Bill Crothers

Personal information
- Born: 24 December 1940 (age 85) Markham, Ontario, Canada
- Height: 183 cm (6 ft 0 in)
- Weight: 71 kg (157 lb)

Sport
- Sport: Athletics
- Event: 400/800m
- Club: Agincourt/Markham

Medal record
Men's athletics
Representing Canada
Olympic Games
| Silver medal – second place | 1964 Tokyo | 800 metres |
Pan American Games
| Silver medal – second place | 1967 Winnipeg | 800 metres |
| Silver medal – second place | 1967 Winnipeg | 4 x 400 metres relay |
British Empire and Commonwealth Games
| Silver medal – second place | 1966 Kingston | 4 x 440 yard relay |
Universiade
| Gold medal – first place | 1965 Budapest | 800 metres |

= Bill Crothers =

Canadian athlete (born 1940)

William Frederick Crothers (born December 24, 1940) is a Canadian retired athlete who competed at two Olympic Games.

== Biography ==
Born in Markham, Crothers grew up in the Toronto suburbs of East York and Agincourt, attending high school at Agincourt Collegiate Institute before going on to study at the University of Toronto.

At one point, Crothers held the Canadian record in all distances from 400 metres to 1500 metres and was holder of the world 800 metres indoor record. In 1963, he ran the two fastest 800 metres races of the year. He was named Lou Marsh Trophy winner as Canada's top athlete of 1963.

Crothers won the British AAA Championships title in the 880 yards event at the 1964 AAA Championships.
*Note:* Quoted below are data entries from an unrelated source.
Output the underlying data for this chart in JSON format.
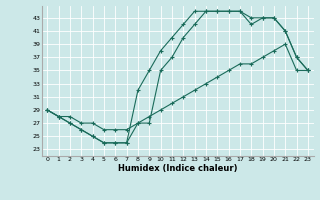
{
  "xlabel": "Humidex (Indice chaleur)",
  "bg_color": "#cce8e8",
  "grid_color": "#ffffff",
  "line_color": "#1a6b5a",
  "xlim": [
    -0.5,
    23.5
  ],
  "ylim": [
    22.0,
    44.8
  ],
  "xticks": [
    0,
    1,
    2,
    3,
    4,
    5,
    6,
    7,
    8,
    9,
    10,
    11,
    12,
    13,
    14,
    15,
    16,
    17,
    18,
    19,
    20,
    21,
    22,
    23
  ],
  "yticks": [
    23,
    25,
    27,
    29,
    31,
    33,
    35,
    37,
    39,
    41,
    43
  ],
  "line1_x": [
    0,
    1,
    2,
    3,
    4,
    5,
    6,
    7,
    8,
    9,
    10,
    11,
    12,
    13,
    14,
    15,
    16,
    17,
    18,
    19,
    20,
    21,
    22,
    23
  ],
  "line1_y": [
    29,
    28,
    27,
    26,
    25,
    24,
    24,
    24,
    32,
    35,
    38,
    40,
    42,
    44,
    44,
    44,
    44,
    44,
    43,
    43,
    43,
    41,
    37,
    35
  ],
  "line2_x": [
    0,
    1,
    2,
    3,
    4,
    5,
    6,
    7,
    8,
    9,
    10,
    11,
    12,
    13,
    14,
    15,
    16,
    17,
    18,
    19,
    20,
    21,
    22,
    23
  ],
  "line2_y": [
    29,
    28,
    27,
    26,
    25,
    24,
    24,
    24,
    27,
    27,
    35,
    37,
    40,
    42,
    44,
    44,
    44,
    44,
    42,
    43,
    43,
    41,
    37,
    35
  ],
  "line3_x": [
    0,
    1,
    2,
    3,
    4,
    5,
    6,
    7,
    8,
    9,
    10,
    11,
    12,
    13,
    14,
    15,
    16,
    17,
    18,
    19,
    20,
    21,
    22,
    23
  ],
  "line3_y": [
    29,
    28,
    28,
    27,
    27,
    26,
    26,
    26,
    27,
    28,
    29,
    30,
    31,
    32,
    33,
    34,
    35,
    36,
    36,
    37,
    38,
    39,
    35,
    35
  ]
}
Later that year, Crothers competed for Canada in the 1964 Summer Olympics held in Tokyo, winning a silver medal in the 800 metres. He also competed in the 400 metres, but was eliminated in the semi-finals. He received the Lionel Conacher Award as Canada's top male athlete of 1964. Crothers was ranked by Track & Field News as the top 800 metres runner of 1965 and the second best of the decade.

He has been inducted into the Canadian Olympic Hall of Fame (1965), the Canada's Sports Hall of Fame (1971), and the Ontario Sports Hall of Fame (1997).

Crothers was a pharmacist (Kiernan-Crothers Pharmacy) in the Markham area for many years, and was a trustee (and past board chair) for the York Region District School Board. Bill Crothers Secondary School, an athletic-focused secondary school in York Region opened in his honour in August 2008.